Diria que, embora o próprio Subcomandante Marcos (No dia 9 de fevereiro em 1995, o governo mexicano declarou publicamente que conhecia a identidade do Subcomandante Marcos, identificando-o como Rafael Sebastián Guillén Vicente (Tampico, Tamaulipas México, nascido em 19 de junho de 1957), ex-aluno da Faculdade de Filosofia e Letras da Universidade Nacional Autônoma do México (UNAM) e professor da Universidade Autónoma Metropolitana (UAM), em Cidade do México) diga que não querem depor o Governo e que suas armas são para defesa, a EZLN nasce para uma revolução dentro da revolução, considerando-se que é um grupo armado, organizado previamente, com práticas militares, palavras de ordem e hierarquia, querem a total ruptura com a ordem política, econômica e social, e que o Governo que negam desde o nascimento está nas mãos do mesmo partido desde a vitória revolução da mexicana.

O movimento defende uma gestão autônoma e democrática do território, a participação direta da população, a partilha da terra e da colheita.

A decepção dos Zapatistas pode ser sintetizada em um pequeno trecho de Bakunin:

“… Assim, nenhum Estado, por mais democráticas que sejam as suas formas, mesmo a república política mais vermelha, popular apenas no sentido desta mentira conhecida sob o nome de representação do povo, está em condições de dar a este o que ele precisa, isto é, a livre organização de seus próprios interesses, de baixo para cima, sem nenhuma ingerência, tutela ou coerção de cima, porque todo Estado, mesmo o mais republicano e mais democrático, mesmo pseudopopular como o Estado imaginado pelo Sr. Marx, não é outra coisa, em sua essência, senão o governo das massas de cima para baixo, com uma minoria intelectual, e por isto mesmo privilegiada, dizendo compreender melhor os verdadeiros interesses do povo, mais do que o próprio povo. […] […] Porque o Estado é precisamente sinônimo de coerção, domínio pela força, camuflada, se possível, e, se necessário, brutal e nua. […]”
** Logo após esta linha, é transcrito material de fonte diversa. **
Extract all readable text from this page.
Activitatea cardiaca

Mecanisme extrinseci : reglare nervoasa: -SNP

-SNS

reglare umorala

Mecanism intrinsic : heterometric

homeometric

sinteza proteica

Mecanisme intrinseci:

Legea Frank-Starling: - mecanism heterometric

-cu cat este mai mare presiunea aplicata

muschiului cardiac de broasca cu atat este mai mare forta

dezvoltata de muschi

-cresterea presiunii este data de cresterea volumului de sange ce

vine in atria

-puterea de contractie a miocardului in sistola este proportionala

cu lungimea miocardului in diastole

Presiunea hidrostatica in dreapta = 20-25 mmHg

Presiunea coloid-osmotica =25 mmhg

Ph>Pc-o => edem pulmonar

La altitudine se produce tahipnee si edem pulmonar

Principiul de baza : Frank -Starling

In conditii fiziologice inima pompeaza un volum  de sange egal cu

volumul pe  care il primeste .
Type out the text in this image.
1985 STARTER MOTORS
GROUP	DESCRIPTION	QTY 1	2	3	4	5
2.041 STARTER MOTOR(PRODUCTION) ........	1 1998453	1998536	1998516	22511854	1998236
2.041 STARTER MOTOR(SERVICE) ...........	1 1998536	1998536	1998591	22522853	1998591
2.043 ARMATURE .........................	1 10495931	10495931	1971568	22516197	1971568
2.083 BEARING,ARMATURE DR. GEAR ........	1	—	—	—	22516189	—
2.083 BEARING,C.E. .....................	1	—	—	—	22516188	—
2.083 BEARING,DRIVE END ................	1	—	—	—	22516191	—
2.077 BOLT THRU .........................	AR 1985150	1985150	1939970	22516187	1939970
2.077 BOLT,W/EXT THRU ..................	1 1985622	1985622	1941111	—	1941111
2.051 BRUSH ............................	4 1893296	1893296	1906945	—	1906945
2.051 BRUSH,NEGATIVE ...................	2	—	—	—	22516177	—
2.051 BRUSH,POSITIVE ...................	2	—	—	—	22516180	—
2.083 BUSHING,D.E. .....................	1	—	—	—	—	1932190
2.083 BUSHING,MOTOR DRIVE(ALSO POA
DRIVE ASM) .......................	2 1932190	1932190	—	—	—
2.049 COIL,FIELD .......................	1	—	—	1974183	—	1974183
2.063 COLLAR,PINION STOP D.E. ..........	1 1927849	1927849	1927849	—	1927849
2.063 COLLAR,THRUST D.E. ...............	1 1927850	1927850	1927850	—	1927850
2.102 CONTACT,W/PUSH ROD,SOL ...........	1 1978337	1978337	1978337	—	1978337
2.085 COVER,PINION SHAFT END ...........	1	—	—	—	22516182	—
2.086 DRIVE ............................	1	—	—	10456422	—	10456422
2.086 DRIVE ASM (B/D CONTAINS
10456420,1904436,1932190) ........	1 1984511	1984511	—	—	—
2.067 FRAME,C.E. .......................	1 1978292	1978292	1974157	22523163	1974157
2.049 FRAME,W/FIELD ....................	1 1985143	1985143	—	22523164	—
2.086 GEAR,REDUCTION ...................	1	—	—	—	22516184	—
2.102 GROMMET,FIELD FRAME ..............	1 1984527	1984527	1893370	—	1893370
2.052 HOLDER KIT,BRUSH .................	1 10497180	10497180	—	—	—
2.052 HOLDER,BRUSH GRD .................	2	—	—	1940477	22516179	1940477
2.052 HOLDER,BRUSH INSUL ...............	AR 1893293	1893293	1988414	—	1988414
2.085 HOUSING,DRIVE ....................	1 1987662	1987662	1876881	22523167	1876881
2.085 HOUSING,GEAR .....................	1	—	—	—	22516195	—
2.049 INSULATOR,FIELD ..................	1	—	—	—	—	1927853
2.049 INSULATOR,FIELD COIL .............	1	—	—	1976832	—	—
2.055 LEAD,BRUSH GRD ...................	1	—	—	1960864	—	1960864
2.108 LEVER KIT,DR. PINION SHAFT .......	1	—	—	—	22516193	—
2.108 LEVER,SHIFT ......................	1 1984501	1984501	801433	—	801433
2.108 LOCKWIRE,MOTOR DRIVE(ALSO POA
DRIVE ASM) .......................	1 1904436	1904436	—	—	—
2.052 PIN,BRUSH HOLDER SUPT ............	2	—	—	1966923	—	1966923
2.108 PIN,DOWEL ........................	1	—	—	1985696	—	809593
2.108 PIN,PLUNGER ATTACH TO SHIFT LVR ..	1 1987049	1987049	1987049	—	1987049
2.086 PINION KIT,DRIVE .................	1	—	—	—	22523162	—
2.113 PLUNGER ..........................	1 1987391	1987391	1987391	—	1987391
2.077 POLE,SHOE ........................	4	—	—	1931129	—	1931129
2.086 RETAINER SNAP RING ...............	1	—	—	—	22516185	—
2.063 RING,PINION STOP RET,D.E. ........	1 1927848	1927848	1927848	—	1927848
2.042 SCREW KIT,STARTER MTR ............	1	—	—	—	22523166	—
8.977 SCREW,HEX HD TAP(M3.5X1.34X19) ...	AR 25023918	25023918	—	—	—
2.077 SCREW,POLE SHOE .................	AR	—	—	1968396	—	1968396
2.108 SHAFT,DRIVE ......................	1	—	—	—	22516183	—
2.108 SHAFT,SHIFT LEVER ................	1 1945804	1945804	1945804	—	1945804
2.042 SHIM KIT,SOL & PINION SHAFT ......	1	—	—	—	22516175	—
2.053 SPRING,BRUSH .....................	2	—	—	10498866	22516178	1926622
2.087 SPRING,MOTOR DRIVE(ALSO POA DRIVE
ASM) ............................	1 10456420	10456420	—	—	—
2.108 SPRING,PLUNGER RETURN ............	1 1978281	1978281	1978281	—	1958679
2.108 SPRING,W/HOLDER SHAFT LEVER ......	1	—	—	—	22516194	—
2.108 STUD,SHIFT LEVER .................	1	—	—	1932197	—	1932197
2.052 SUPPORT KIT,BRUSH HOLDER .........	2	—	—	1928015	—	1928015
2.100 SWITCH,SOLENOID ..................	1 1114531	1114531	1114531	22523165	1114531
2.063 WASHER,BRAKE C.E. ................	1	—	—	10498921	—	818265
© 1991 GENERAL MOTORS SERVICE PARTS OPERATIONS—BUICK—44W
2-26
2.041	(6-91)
download            A Revolução mexicana garantira aos povos, em sua Constituição, art. 27, que a terra seria comunal e que as riquezas dela extraídas seriam utilizadas em prol deste próprio povo. Como nas palavras de Bakunin, os “intelectuais” do Poder entenderam, a revelia da opinião popular, que tal artigo era inconveniente e prejudicava aos interesses do Estado, sendo modificado, submetendo a grande parte da população a uma situação de exploração e penúria.

No que pese o sub Marcos ser influenciado por Marx e Gramsci, o que pregam os Zapatistas, e colocam em prática nas condições que vivem, é a total abolição do Estado, sendo todas as decisões, das mais simples às mais complexas, tomadas em um consenso entre todos os interessados, existindo apenas um conselho, por eles mesmos escolhidos, para a orientação e desenvolvimento das questões acertadas.

Ainda sob a ótica de Bakunin, a negação da EZLN com relação às grandes corporações, OMC, NAFT e assemelhados, e o modelo que desejam os Zapatistas, pode ser claramente percebido em sua organização econômica onde tudo que é arrecadado é investido de forma consensual na própria comunidade.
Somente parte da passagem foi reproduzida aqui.